Une nouvelle fenêtre commerciale s’ouvre entre l’Afrique et la Chine… et le Maroc apparaît comme l’un des mieux placés pour en tirer profit.
Depuis le début du mois de mai, Pékin a décidé de supprimer les droits de douane sur les exportations en provenance de 53 pays africains. Une initiative qui vise à renforcer les échanges avec le continent, mais qui, dans les faits, avantage surtout les économies déjà capables de proposer une offre export structurée, diversifiée et compétitive.

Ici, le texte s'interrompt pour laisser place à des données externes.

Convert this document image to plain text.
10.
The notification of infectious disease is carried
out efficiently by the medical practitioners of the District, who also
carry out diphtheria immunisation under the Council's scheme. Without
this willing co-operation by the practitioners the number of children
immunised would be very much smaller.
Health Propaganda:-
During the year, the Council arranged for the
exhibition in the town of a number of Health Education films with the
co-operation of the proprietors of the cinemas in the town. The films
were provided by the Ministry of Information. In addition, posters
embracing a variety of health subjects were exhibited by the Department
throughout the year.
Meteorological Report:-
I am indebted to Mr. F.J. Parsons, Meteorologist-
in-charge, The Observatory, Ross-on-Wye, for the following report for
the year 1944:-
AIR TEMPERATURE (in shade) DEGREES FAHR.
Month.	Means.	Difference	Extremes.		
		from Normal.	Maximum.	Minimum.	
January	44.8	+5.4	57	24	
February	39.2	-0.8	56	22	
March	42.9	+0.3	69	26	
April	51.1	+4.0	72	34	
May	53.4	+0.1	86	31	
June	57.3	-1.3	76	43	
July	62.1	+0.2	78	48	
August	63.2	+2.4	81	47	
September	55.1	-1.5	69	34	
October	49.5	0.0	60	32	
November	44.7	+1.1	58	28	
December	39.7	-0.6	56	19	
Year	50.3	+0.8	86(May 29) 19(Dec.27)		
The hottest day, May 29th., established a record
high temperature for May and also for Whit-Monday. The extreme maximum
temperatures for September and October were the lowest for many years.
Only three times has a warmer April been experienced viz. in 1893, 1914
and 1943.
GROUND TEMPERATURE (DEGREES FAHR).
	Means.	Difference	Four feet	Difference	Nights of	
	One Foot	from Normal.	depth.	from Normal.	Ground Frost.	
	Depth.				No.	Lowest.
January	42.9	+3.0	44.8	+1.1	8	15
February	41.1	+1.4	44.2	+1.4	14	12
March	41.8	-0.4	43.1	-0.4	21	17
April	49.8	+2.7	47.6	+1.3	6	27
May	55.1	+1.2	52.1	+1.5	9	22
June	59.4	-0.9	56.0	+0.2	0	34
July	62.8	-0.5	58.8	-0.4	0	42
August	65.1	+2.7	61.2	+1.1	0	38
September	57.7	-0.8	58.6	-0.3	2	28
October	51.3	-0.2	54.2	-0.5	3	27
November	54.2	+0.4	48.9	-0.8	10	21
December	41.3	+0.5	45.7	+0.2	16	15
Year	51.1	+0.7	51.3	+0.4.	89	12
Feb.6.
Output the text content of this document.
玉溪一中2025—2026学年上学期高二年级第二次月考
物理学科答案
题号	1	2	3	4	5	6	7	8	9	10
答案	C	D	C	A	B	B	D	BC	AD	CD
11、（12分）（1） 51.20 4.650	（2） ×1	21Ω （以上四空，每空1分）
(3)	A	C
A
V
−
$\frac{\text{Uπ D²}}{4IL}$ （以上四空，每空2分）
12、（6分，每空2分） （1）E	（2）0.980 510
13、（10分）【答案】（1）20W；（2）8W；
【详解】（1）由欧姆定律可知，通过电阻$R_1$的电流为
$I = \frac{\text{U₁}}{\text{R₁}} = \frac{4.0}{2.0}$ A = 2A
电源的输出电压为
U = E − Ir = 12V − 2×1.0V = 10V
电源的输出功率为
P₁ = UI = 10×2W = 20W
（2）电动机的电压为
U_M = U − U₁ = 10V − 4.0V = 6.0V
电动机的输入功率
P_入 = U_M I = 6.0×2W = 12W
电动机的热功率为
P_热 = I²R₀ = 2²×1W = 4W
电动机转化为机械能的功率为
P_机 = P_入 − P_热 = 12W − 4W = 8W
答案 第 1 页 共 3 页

Dans ce paysage, le Maroc se distingue nettement. Grâce à une base industrielle consolidée au fil des dernières années, le Royaume dispose d’un avantage comparatif face à plusieurs pays africains encore fortement dépendants des matières premières brutes.
Premier secteur susceptible de capter cette opportunité : l’industrie automobile. Avec des plateformes industrielles performantes et orientées vers l’export, le Maroc peut positionner ses composants, pièces et équipements sur un marché chinois en quête de diversification.
Autre levier majeur : l’agroalimentaire. Produits de la mer, agrumes, conserves… autant de filières où le Maroc bénéficie déjà d’une reconnaissance internationale, et qui pourraient gagner en compétitivité grâce à la suppression des barrières tarifaires.
Le textile et le cuir figurent également parmi les secteurs à fort potentiel, portés par un savoir-faire historique et une capacité d’adaptation aux standards internationaux.
À cela s’ajoutent des segments stratégiques comme les phosphates et les engrais, où le Maroc dispose d’un positionnement mondial solide, ainsi que certaines niches industrielles émergentes, notamment dans les composants électroniques et les équipements techniques.
Mais au-delà des secteurs, l’enjeu est plus large : monter en gamme et renforcer la valeur ajoutée des exportations marocaines. Car cette exonération ne constitue pas une garantie automatique de succès, mais plutôt un accélérateur pour les économies déjà prêtes à franchir un cap.
Dans cette nouvelle dynamique commerciale sino-africaine, le Maroc ne part pas de zéro. Il avance déjà… et pourrait bien prendre une longueur d’avance.